The AI text-to-speech generator Eleven Labs (https://llelevenlabs.com/), offers a total of 28 languages, including German and English. I used the default voice settings, Eleven Multilingual v1, and I tried four different voices (see picture below) in the audiobook category because my input text is retrieved from a book that is published in both English and German (Yogananda, 2005; Yogananda, 2006).
The first voice “Mathilda” is described as warm and American for the English speech. In my opinion, the generated speeches in both languages had the same good style, flow, and warmth. However, being extremely critical, they were not quite as playful and lively as I am used to from traditional audiobooks.
The next voice “Grace” is supposed to be calm and southern-American for the English speech. In German the pauses and emphases appear slightly unauthentic which makes the speech sound a little bit robotic. In English in contrast, the speech is calm as promised because pauses and emphases appear at the right time.
Next, I tried two men voices. “Matthew” is labelled warm and British for the English speech. For the two languages, “he” was my favourite. Calm, taking pauses, yet lively. It seems like a real recorded audiobook. I didn’t recognise a quality difference between German and English.

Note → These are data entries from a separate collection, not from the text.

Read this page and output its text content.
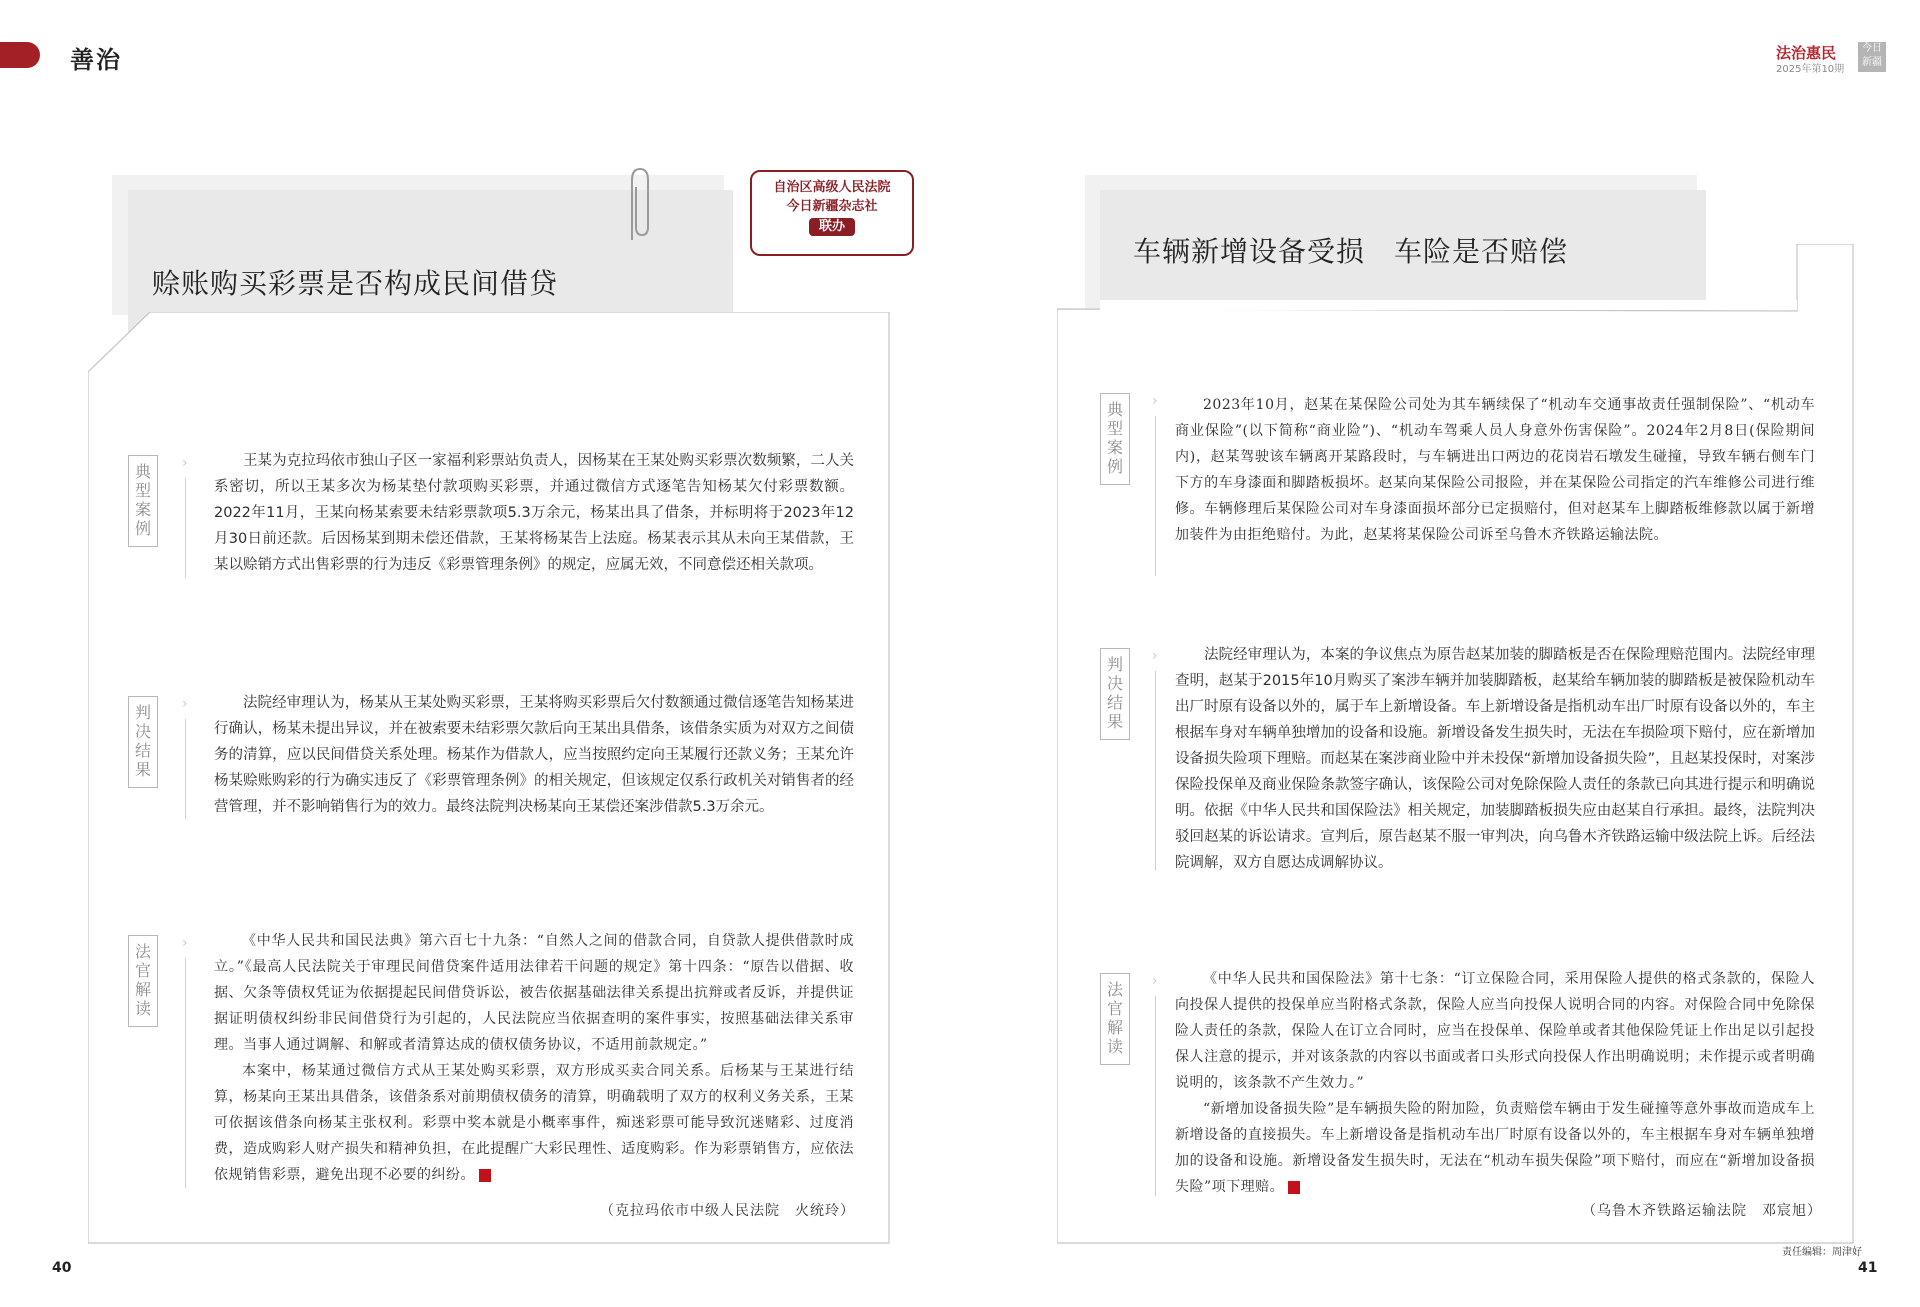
善治	法治惠民
2025年第10期
今日 新疆
赊账购买彩票是否构成民间借贷
自治区高级人民法院
今日新疆杂志社
联办
典
型
案
例
›	王某为克拉玛依市独山子区一家福利彩票站负责人，因杨某在王某处购买彩票次数频繁，二人关系密切，所以王某多次为杨某垫付款项购买彩票，并通过微信方式逐笔告知杨某欠付彩票数额。2022年11月，王某向杨某索要未结彩票款项5.3万余元，杨某出具了借条，并标明将于2023年12月30日前还款。后因杨某到期未偿还借款，王某将杨某告上法庭。杨某表示其从未向王某借款，王某以赊销方式出售彩票的行为违反《彩票管理条例》的规定，应属无效，不同意偿还相关款项。

判
决
结
果
›	法院经审理认为，杨某从王某处购买彩票，王某将购买彩票后欠付数额通过微信逐笔告知杨某进行确认，杨某未提出异议，并在被索要未结彩票欠款后向王某出具借条，该借条实质为对双方之间债务的清算，应以民间借贷关系处理。杨某作为借款人，应当按照约定向王某履行还款义务；王某允许杨某赊账购彩的行为确实违反了《彩票管理条例》的相关规定，但该规定仅系行政机关对销售者的经营管理，并不影响销售行为的效力。最终法院判决杨某向王某偿还案涉借款5.3万余元。

法
官
解
读
›	《中华人民共和国民法典》第六百七十九条：“自然人之间的借款合同，自贷款人提供借款时成立。”《最高人民法院关于审理民间借贷案件适用法律若干问题的规定》第十四条：“原告以借据、收据、欠条等债权凭证为依据提起民间借贷诉讼，被告依据基础法律关系提出抗辩或者反诉，并提供证据证明债权纠纷非民间借贷行为引起的，人民法院应当依据查明的案件事实，按照基础法律关系审理。当事人通过调解、和解或者清算达成的债权债务协议，不适用前款规定。”

本案中，杨某通过微信方式从王某处购买彩票，双方形成买卖合同关系。后杨某与王某进行结算，杨某向王某出具借条，该借条系对前期债权债务的清算，明确载明了双方的权利义务关系，王某可依据该借条向杨某主张权利。彩票中奖本就是小概率事件，痴迷彩票可能导致沉迷赌彩、过度消费，造成购彩人财产损失和精神负担，在此提醒广大彩民理性、适度购彩。作为彩票销售方，应依法依规销售彩票，避免出现不必要的纠纷。	J

（克拉玛依市中级人民法院　火统玲）
车辆新增设备受损　车险是否赔偿
典
型
案
例
›	2023年10月，赵某在某保险公司处为其车辆续保了“机动车交通事故责任强制保险”、“机动车商业保险”(以下简称“商业险”)、“机动车驾乘人员人身意外伤害保险”。2024年2月8日(保险期间内)，赵某驾驶该车辆离开某路段时，与车辆进出口两边的花岗岩石墩发生碰撞，导致车辆右侧车门下方的车身漆面和脚踏板损坏。赵某向某保险公司报险，并在某保险公司指定的汽车维修公司进行维修。车辆修理后某保险公司对车身漆面损坏部分已定损赔付，但对赵某车上脚踏板维修款以属于新增加装件为由拒绝赔付。为此，赵某将某保险公司诉至乌鲁木齐铁路运输法院。

判
决
结
果
›	法院经审理认为，本案的争议焦点为原告赵某加装的脚踏板是否在保险理赔范围内。法院经审理查明，赵某于2015年10月购买了案涉车辆并加装脚踏板，赵某给车辆加装的脚踏板是被保险机动车出厂时原有设备以外的，属于车上新增设备。车上新增设备是指机动车出厂时原有设备以外的，车主根据车身对车辆单独增加的设备和设施。新增设备发生损失时，无法在车损险项下赔付，应在新增加设备损失险项下理赔。而赵某在案涉商业险中并未投保“新增加设备损失险”，且赵某投保时，对案涉保险投保单及商业保险条款签字确认，该保险公司对免除保险人责任的条款已向其进行提示和明确说明。依据《中华人民共和国保险法》相关规定，加装脚踏板损失应由赵某自行承担。最终，法院判决驳回赵某的诉讼请求。宣判后，原告赵某不服一审判决，向乌鲁木齐铁路运输中级法院上诉。后经法院调解，双方自愿达成调解协议。

法
官
解
读
›	《中华人民共和国保险法》第十七条：“订立保险合同，采用保险人提供的格式条款的，保险人向投保人提供的投保单应当附格式条款，保险人应当向投保人说明合同的内容。对保险合同中免除保险人责任的条款，保险人在订立合同时，应当在投保单、保险单或者其他保险凭证上作出足以引起投保人注意的提示，并对该条款的内容以书面或者口头形式向投保人作出明确说明；未作提示或者明确说明的，该条款不产生效力。”

“新增加设备损失险”是车辆损失险的附加险，负责赔偿车辆由于发生碰撞等意外事故而造成车上新增设备的直接损失。车上新增设备是指机动车出厂时原有设备以外的，车主根据车身对车辆单独增加的设备和设施。新增设备发生损失时，无法在“机动车损失保险”项下赔付，而应在“新增加设备损失险”项下理赔。	J

（乌鲁木齐铁路运输法院　邓宸旭）
40
责任编辑：周津好
41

Lastly, “Michael” is orotund and American for the English speech. To me, the speech did sound orotund in both languages, but the German voice sounded slightly robotic again.
The two images below show the interface on Eleven Labs with my text (picture 1 in English and picture 2 in German) and my settings. After generating, the audio is available on the bottom.
To conclude, I am overall fascinated by how authentic the audio generated by the AI text-to-speech generator Eleven Labs sounds. I experienced two out of four voices more authentic in English, so there seems to be more room for improvement in the German speeches to make them sound less robotic. As the AI text-to-speech generators will probably only improve further in the future, it seems that AI is a disruptive technology for the audiobook recording industry. And the technology may take root in similar industries: Will we soon have the news on the radio read out by an AI?
References
Yogananda, P. (2005). Autobiography of a Yogi: The Original 1946 Edition plus Bonus Material (p.13). Crystal Clarity Publishers.
Yogānanda. (2006). Autobiographie: Übersetzung der Originalausgabe von “Autobiography of a Yogi” aus dem Jahre 1946 (p.13). Hans-Nietsch-Verlag.